Younger groups like Extinction Rebellion and the Sunrise Movement have been stepping up their civil disobedience campaigns — blocking streets from Washington to London, because that seems the only way to keep their fight on the front pages while the oil lobbyists and our elected officials are writing punitive bills behind closed doors. It’s a pretty safe bet that when — or if — the history books are ever written about the 21st century, the real criminals on the books won’t be the people who spoke out but the leaders who did nothing.

» READ MORE: These pesky teenagers have a scheme for saving Planet Earth. It drops in September. | Will Bunch

This month’s climate tip: Buy less stuff. This year I’ve pledged to write a column about climate change every month — and I have (!), although sometimes it seems as if that’s still not enough. These little tips are a reminder that — while the biggest cause of the climate crisis is not you but the large, polluting corporations — you can still contribute to the solution, seize the moral high ground, and avoid despair by taking steps in your own life.

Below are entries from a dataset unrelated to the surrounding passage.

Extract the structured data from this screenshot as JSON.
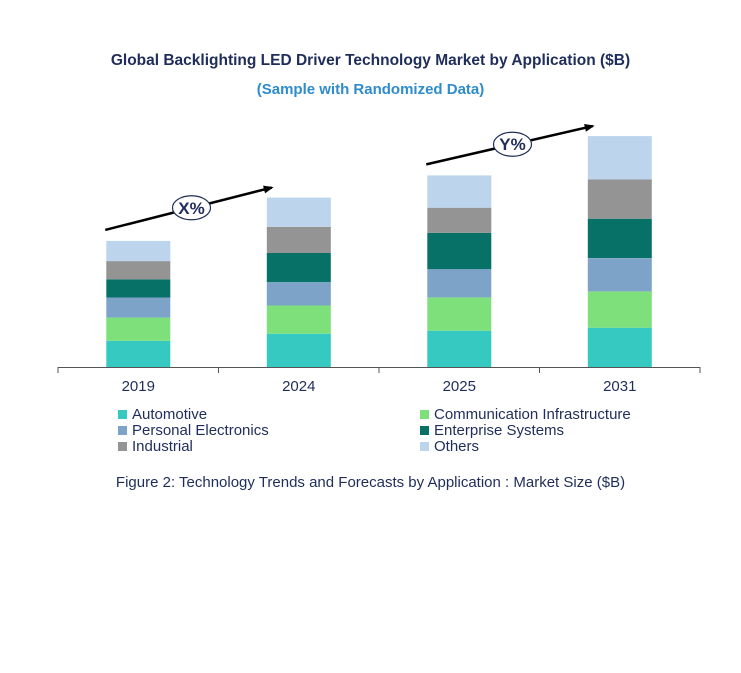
{
  "title": "Global Backlighting LED Driver Technology Market by Application ($B)",
  "subtitle": "(Sample with Randomized Data)",
  "caption": "Figure 2: Technology  Trends  and Forecasts by Application : Market Size ($B)",
  "annotations": [
    {
      "label": "X%",
      "from_category": "2019",
      "to_category": "2024"
    },
    {
      "label": "Y%",
      "from_category": "2025",
      "to_category": "2031"
    }
  ],
  "chart_data": {
    "type": "bar",
    "stacked": true,
    "categories": [
      "2019",
      "2024",
      "2025",
      "2031"
    ],
    "series": [
      {
        "name": "Automotive",
        "color": "#36c9c1",
        "values": [
          26,
          33,
          36,
          39
        ]
      },
      {
        "name": "Communication Infrastructure",
        "color": "#7de07a",
        "values": [
          23,
          28,
          33,
          36
        ]
      },
      {
        "name": "Personal Electronics",
        "color": "#7da3c8",
        "values": [
          20,
          23,
          28,
          33
        ]
      },
      {
        "name": "Enterprise Systems",
        "color": "#077168",
        "values": [
          18,
          29,
          36,
          39
        ]
      },
      {
        "name": "Industrial",
        "color": "#949494",
        "values": [
          18,
          26,
          25,
          39
        ]
      },
      {
        "name": "Others",
        "color": "#bcd4ec",
        "values": [
          20,
          29,
          32,
          43
        ]
      }
    ],
    "xlabel": "",
    "ylabel": "",
    "ylim": [
      0,
      235
    ],
    "grid": false,
    "legend_position": "bottom"
  }
}
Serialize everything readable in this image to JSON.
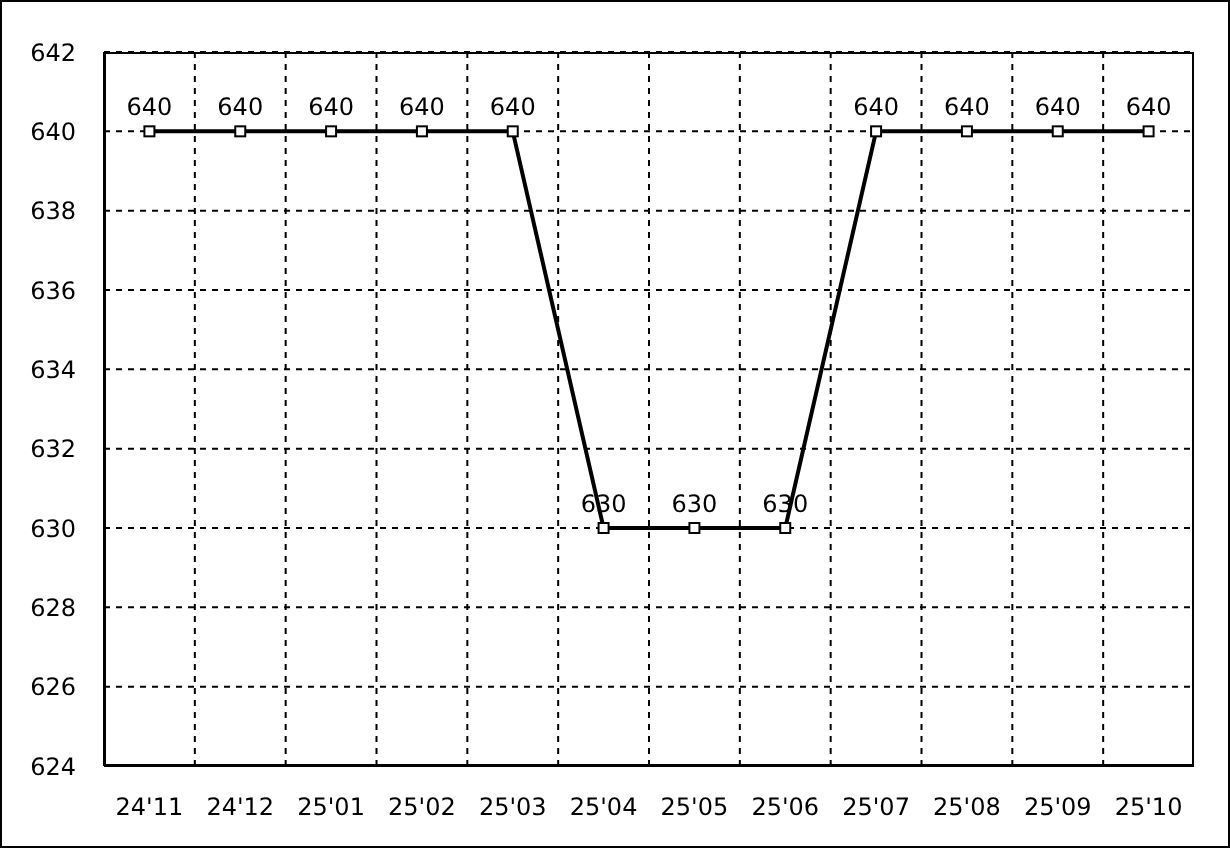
{
  "chart_data": {
    "type": "line",
    "categories": [
      "24'11",
      "24'12",
      "25'01",
      "25'02",
      "25'03",
      "25'04",
      "25'05",
      "25'06",
      "25'07",
      "25'08",
      "25'09",
      "25'10"
    ],
    "values": [
      640,
      640,
      640,
      640,
      640,
      630,
      630,
      630,
      640,
      640,
      640,
      640
    ],
    "color": "#000000",
    "ylim": [
      624,
      642
    ],
    "yticks": [
      624,
      626,
      628,
      630,
      632,
      634,
      636,
      638,
      640,
      642
    ],
    "grid": true,
    "data_labels": true,
    "marker": "square",
    "line_style": "solid"
  }
}
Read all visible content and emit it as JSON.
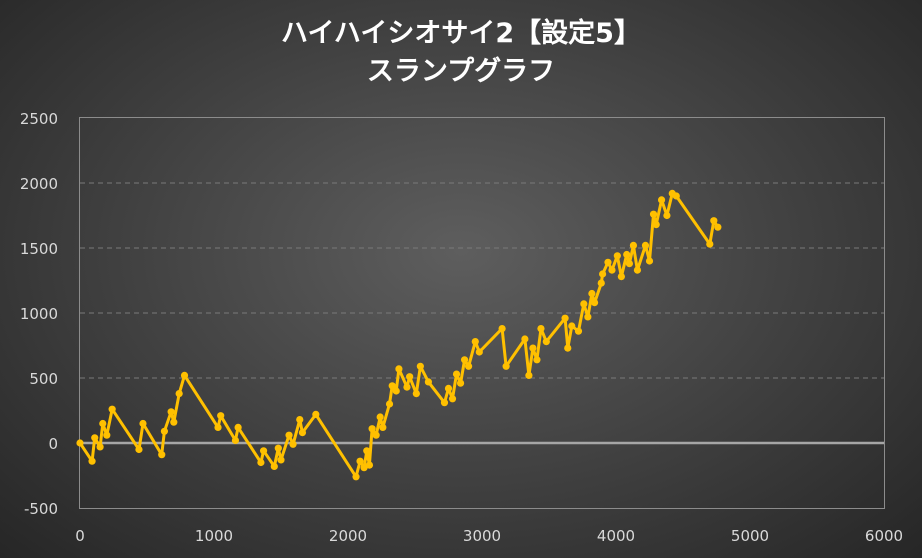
{
  "chart_data": {
    "type": "line",
    "title": "ハイハイシオサイ2【設定5】",
    "subtitle": "スランプグラフ",
    "xlim": [
      0,
      6000
    ],
    "ylim": [
      -500,
      2500
    ],
    "x_ticks": [
      "0",
      "1000",
      "2000",
      "3000",
      "4000",
      "5000",
      "6000"
    ],
    "y_ticks": [
      "2500",
      "2000",
      "1500",
      "1000",
      "500",
      "0",
      "-500"
    ],
    "grid": true,
    "legend": "none",
    "series": [
      {
        "color": "#ffc000",
        "x": [
          0,
          90,
          110,
          150,
          170,
          200,
          240,
          440,
          470,
          610,
          630,
          680,
          700,
          740,
          780,
          1030,
          1050,
          1160,
          1180,
          1350,
          1370,
          1450,
          1480,
          1500,
          1560,
          1590,
          1640,
          1660,
          1760,
          2060,
          2090,
          2120,
          2140,
          2160,
          2180,
          2210,
          2240,
          2260,
          2310,
          2330,
          2360,
          2380,
          2440,
          2460,
          2510,
          2540,
          2600,
          2720,
          2750,
          2780,
          2810,
          2840,
          2870,
          2900,
          2950,
          2980,
          3150,
          3180,
          3320,
          3350,
          3380,
          3410,
          3440,
          3480,
          3620,
          3640,
          3670,
          3720,
          3760,
          3790,
          3820,
          3840,
          3890,
          3900,
          3940,
          3970,
          4010,
          4040,
          4080,
          4100,
          4130,
          4160,
          4220,
          4250,
          4280,
          4300,
          4340,
          4380,
          4420,
          4450,
          4700,
          4730,
          4760
        ],
        "y": [
          0,
          -140,
          40,
          -30,
          150,
          60,
          260,
          -50,
          150,
          -90,
          90,
          240,
          160,
          380,
          520,
          120,
          210,
          20,
          120,
          -150,
          -60,
          -180,
          -40,
          -130,
          60,
          -10,
          180,
          80,
          220,
          -260,
          -140,
          -190,
          -60,
          -170,
          110,
          60,
          200,
          120,
          300,
          440,
          400,
          570,
          430,
          510,
          380,
          590,
          470,
          310,
          420,
          340,
          530,
          460,
          640,
          590,
          780,
          700,
          880,
          590,
          800,
          520,
          730,
          640,
          880,
          780,
          960,
          730,
          900,
          860,
          1070,
          970,
          1150,
          1080,
          1230,
          1300,
          1390,
          1330,
          1440,
          1280,
          1450,
          1380,
          1520,
          1330,
          1520,
          1400,
          1760,
          1680,
          1870,
          1750,
          1920,
          1900,
          1530,
          1710,
          1660
        ]
      }
    ]
  }
}
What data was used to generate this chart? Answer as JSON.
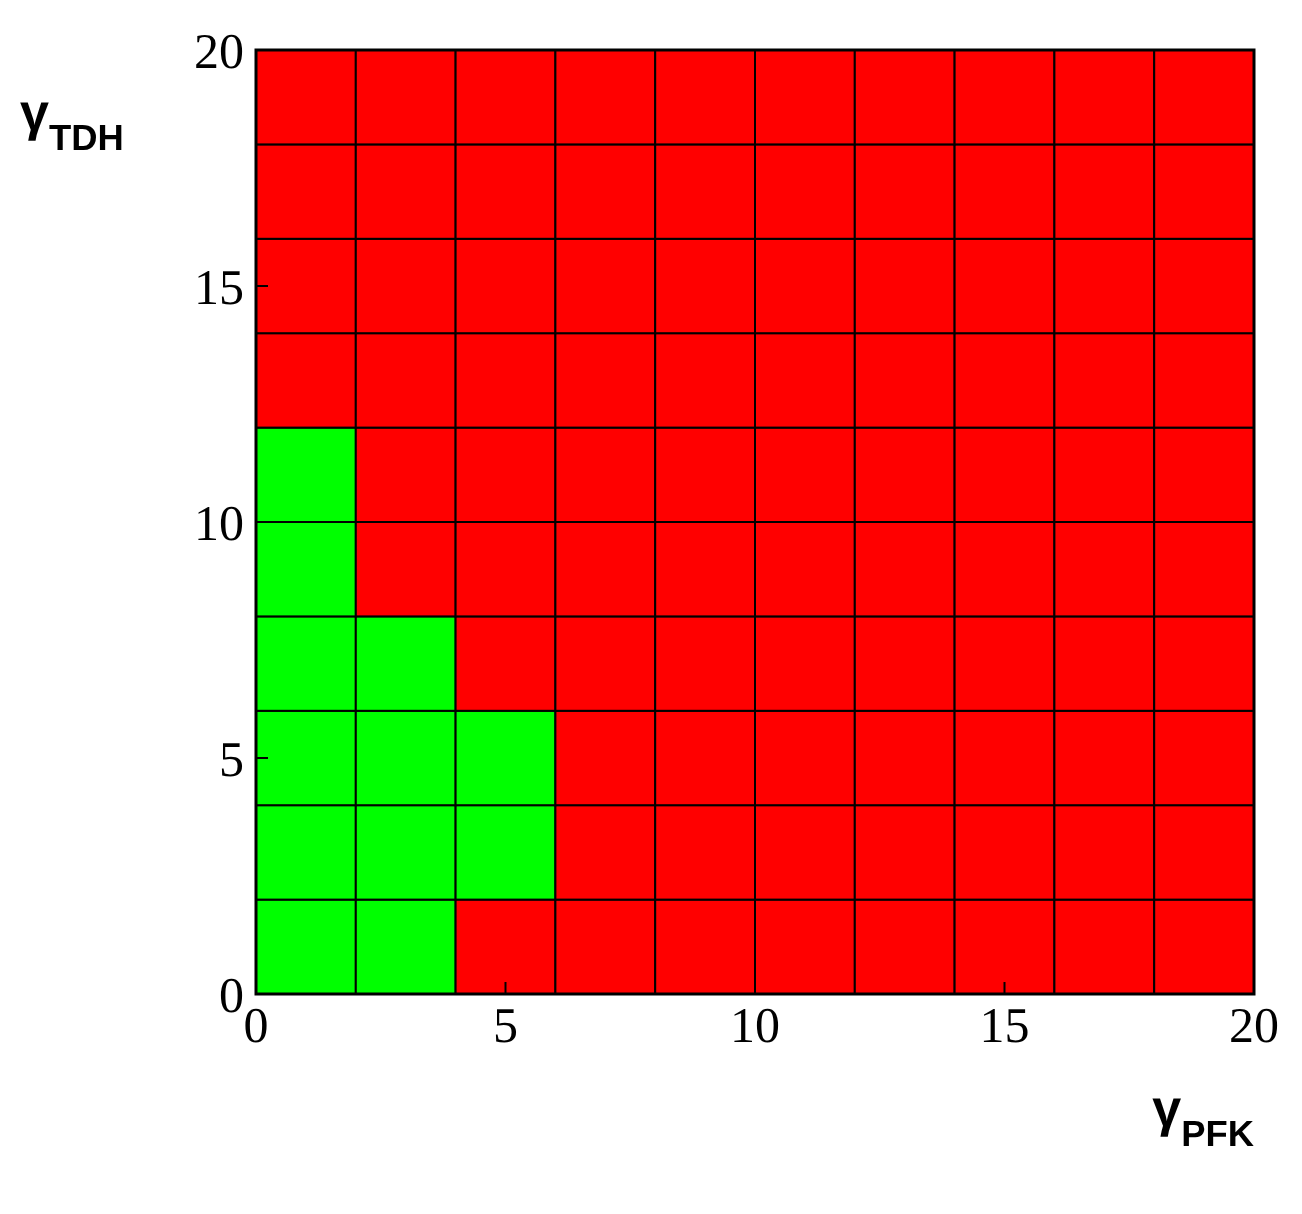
{
  "chart_data": {
    "type": "bar",
    "stacked": true,
    "xlabel": "γ$_{PFK}$",
    "ylabel": "γ$_{TDH}$",
    "x": [
      1,
      3,
      5,
      7,
      9,
      11,
      13,
      15,
      17,
      19
    ],
    "xlim": [
      0,
      20
    ],
    "ylim": [
      0,
      20
    ],
    "xticks": [
      0,
      5,
      10,
      15,
      20
    ],
    "yticks": [
      0,
      5,
      10,
      15,
      20
    ],
    "series": [
      {
        "values": [
          2,
          2,
          2,
          2,
          2,
          2,
          2,
          2,
          2,
          2
        ],
        "colors": [
          "#00ff00",
          "#00ff00",
          "#ff0000",
          "#ff0000",
          "#ff0000",
          "#ff0000",
          "#ff0000",
          "#ff0000",
          "#ff0000",
          "#ff0000"
        ]
      },
      {
        "values": [
          2,
          2,
          2,
          2,
          2,
          2,
          2,
          2,
          2,
          2
        ],
        "colors": [
          "#00ff00",
          "#00ff00",
          "#00ff00",
          "#ff0000",
          "#ff0000",
          "#ff0000",
          "#ff0000",
          "#ff0000",
          "#ff0000",
          "#ff0000"
        ]
      },
      {
        "values": [
          2,
          2,
          2,
          2,
          2,
          2,
          2,
          2,
          2,
          2
        ],
        "colors": [
          "#00ff00",
          "#00ff00",
          "#00ff00",
          "#ff0000",
          "#ff0000",
          "#ff0000",
          "#ff0000",
          "#ff0000",
          "#ff0000",
          "#ff0000"
        ]
      },
      {
        "values": [
          2,
          2,
          2,
          2,
          2,
          2,
          2,
          2,
          2,
          2
        ],
        "colors": [
          "#00ff00",
          "#00ff00",
          "#ff0000",
          "#ff0000",
          "#ff0000",
          "#ff0000",
          "#ff0000",
          "#ff0000",
          "#ff0000",
          "#ff0000"
        ]
      },
      {
        "values": [
          2,
          2,
          2,
          2,
          2,
          2,
          2,
          2,
          2,
          2
        ],
        "colors": [
          "#00ff00",
          "#ff0000",
          "#ff0000",
          "#ff0000",
          "#ff0000",
          "#ff0000",
          "#ff0000",
          "#ff0000",
          "#ff0000",
          "#ff0000"
        ]
      },
      {
        "values": [
          2,
          2,
          2,
          2,
          2,
          2,
          2,
          2,
          2,
          2
        ],
        "colors": [
          "#00ff00",
          "#ff0000",
          "#ff0000",
          "#ff0000",
          "#ff0000",
          "#ff0000",
          "#ff0000",
          "#ff0000",
          "#ff0000",
          "#ff0000"
        ]
      },
      {
        "values": [
          2,
          2,
          2,
          2,
          2,
          2,
          2,
          2,
          2,
          2
        ],
        "colors": [
          "#ff0000",
          "#ff0000",
          "#ff0000",
          "#ff0000",
          "#ff0000",
          "#ff0000",
          "#ff0000",
          "#ff0000",
          "#ff0000",
          "#ff0000"
        ]
      },
      {
        "values": [
          2,
          2,
          2,
          2,
          2,
          2,
          2,
          2,
          2,
          2
        ],
        "colors": [
          "#ff0000",
          "#ff0000",
          "#ff0000",
          "#ff0000",
          "#ff0000",
          "#ff0000",
          "#ff0000",
          "#ff0000",
          "#ff0000",
          "#ff0000"
        ]
      },
      {
        "values": [
          2,
          2,
          2,
          2,
          2,
          2,
          2,
          2,
          2,
          2
        ],
        "colors": [
          "#ff0000",
          "#ff0000",
          "#ff0000",
          "#ff0000",
          "#ff0000",
          "#ff0000",
          "#ff0000",
          "#ff0000",
          "#ff0000",
          "#ff0000"
        ]
      },
      {
        "values": [
          2,
          2,
          2,
          2,
          2,
          2,
          2,
          2,
          2,
          2
        ],
        "colors": [
          "#ff0000",
          "#ff0000",
          "#ff0000",
          "#ff0000",
          "#ff0000",
          "#ff0000",
          "#ff0000",
          "#ff0000",
          "#ff0000",
          "#ff0000"
        ]
      }
    ]
  }
}
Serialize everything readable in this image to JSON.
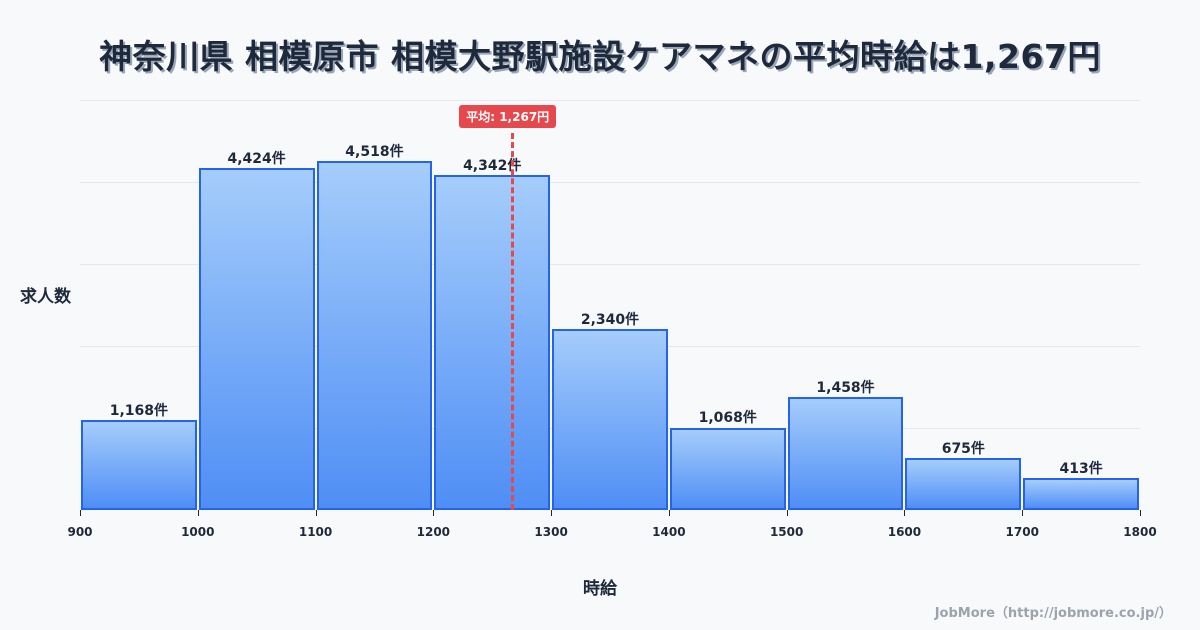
{
  "title": "神奈川県 相模原市 相模大野駅施設ケアマネの平均時給は1,267円",
  "ylabel": "求人数",
  "xlabel": "時給",
  "credit": "JobMore（http://jobmore.co.jp/）",
  "average": {
    "value": 1267,
    "label": "平均: 1,267円",
    "color": "#e5484d"
  },
  "colors": {
    "bar_border": "#2563eb",
    "bar_top": "#a5cdfb",
    "bar_bottom": "#4f8ef5",
    "background": "#f8f9fb"
  },
  "chart_data": {
    "type": "bar",
    "title": "神奈川県 相模原市 相模大野駅施設ケアマネの平均時給は1,267円",
    "xlabel": "時給",
    "ylabel": "求人数",
    "categories": [
      "900-1000",
      "1000-1100",
      "1100-1200",
      "1200-1300",
      "1300-1400",
      "1400-1500",
      "1500-1600",
      "1600-1700",
      "1700-1800"
    ],
    "bin_edges": [
      900,
      1000,
      1100,
      1200,
      1300,
      1400,
      1500,
      1600,
      1700,
      1800
    ],
    "values": [
      1168,
      4424,
      4518,
      4342,
      2340,
      1068,
      1458,
      675,
      413
    ],
    "value_labels": [
      "1,168件",
      "4,424件",
      "4,518件",
      "4,342件",
      "2,340件",
      "1,068件",
      "1,458件",
      "675件",
      "413件"
    ],
    "x_ticks": [
      "900",
      "1000",
      "1100",
      "1200",
      "1300",
      "1400",
      "1500",
      "1600",
      "1700",
      "1800"
    ],
    "xlim": [
      900,
      1800
    ],
    "ylim": [
      0,
      5307
    ],
    "grid": true,
    "annotations": [
      {
        "type": "vline",
        "x": 1267,
        "label": "平均: 1,267円"
      }
    ]
  }
}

It could be simply ... buying fewer consumer goods, so there’s a lot less to throw away. A New York Times piece a few years back offering this tip used the example that it takes as much energy to make and deploy a MacBook Pro as if you personally drove from Colorado to Apple headquarters in Silicon Valley to pick it up. Even recycling a product saves energy ... but also uses energy. So who knew that uncluttering was good for the planet and not just Marie Kondo’s royalty checks?